Friday, October 31, 2008

Always prepare for high amounts of traffic

Today at work I did some brainstorming about how I can make our website more efficient for high traffic. My company expects about 50,000 visitors by the end of the year so I wanted to figure out the BEST possible way to execute the database queries on the site.

For each ad on our site there is a counter that counts how many page views the ad has. So every time an ad page is visited it requires a select statement and an update statement (to update the page view count).

On a normal website, a solution like this may be fine:

- select * from table where id='123'
- update table set views='4'

But with a high traffic site, things should be done differently if you want it to run as fast as possible. See a MySQL InnoDB table uses row level locking which means nobody can access that particular row while it is being updated.

On a high traffic website, the above solution would do this:

-User A requests ad page.
-User A's page loads and is currently updating row 5 of the ads table.
-Meanwhile user B requests that same ad page. But he/she must wait until User A is done updating row 5 of the ads table.

Not good. On a very high traffic website there would be a lot of waiting. But there is a different way. Instead of using a column in the ads table to hold the pageview count, create a table that is only for holding pageview counts. This way, while the pagecount table is being updated, it doesn't get in the way of the select statements done on the ads table.

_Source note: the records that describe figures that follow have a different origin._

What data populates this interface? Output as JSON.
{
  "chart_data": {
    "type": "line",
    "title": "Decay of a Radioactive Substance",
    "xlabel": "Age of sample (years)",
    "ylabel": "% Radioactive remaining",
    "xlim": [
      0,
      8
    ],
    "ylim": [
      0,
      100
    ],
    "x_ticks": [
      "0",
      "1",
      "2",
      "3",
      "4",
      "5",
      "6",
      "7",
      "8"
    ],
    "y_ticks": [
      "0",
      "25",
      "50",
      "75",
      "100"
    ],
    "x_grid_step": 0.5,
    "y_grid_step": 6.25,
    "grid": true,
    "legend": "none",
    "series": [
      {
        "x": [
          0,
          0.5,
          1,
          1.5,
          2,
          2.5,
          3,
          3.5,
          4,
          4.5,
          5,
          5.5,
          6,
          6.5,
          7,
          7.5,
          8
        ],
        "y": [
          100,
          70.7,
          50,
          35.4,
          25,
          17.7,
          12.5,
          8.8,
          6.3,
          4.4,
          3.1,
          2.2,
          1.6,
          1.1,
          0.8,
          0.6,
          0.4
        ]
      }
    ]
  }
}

The second solution would act like this on a high traffic web site:

-User A requests ad page.
-User A's page loads.
-At the very end of the page, an update statement is executed on the pageview table. -Meanwhile, User B requests that same ad page. The page loads immediately because that row in the ad table is not locked out due to the update in the pagecount table instead of the ads table.

Much better. No wait time, no locked rows. The content is delivered as fast as possible to the user.

You may think, well how do you update the page count without first executing a select statement to figure out what the CURRENT page count is? After all, how can we update the page count to plus 1 if we don't know what it is already?

Well, the answer to that is the following:

Update pageviews set views=views+1 where id='5'

So now we have a fast and efficient high traffic web site serving content uninterrupted to users.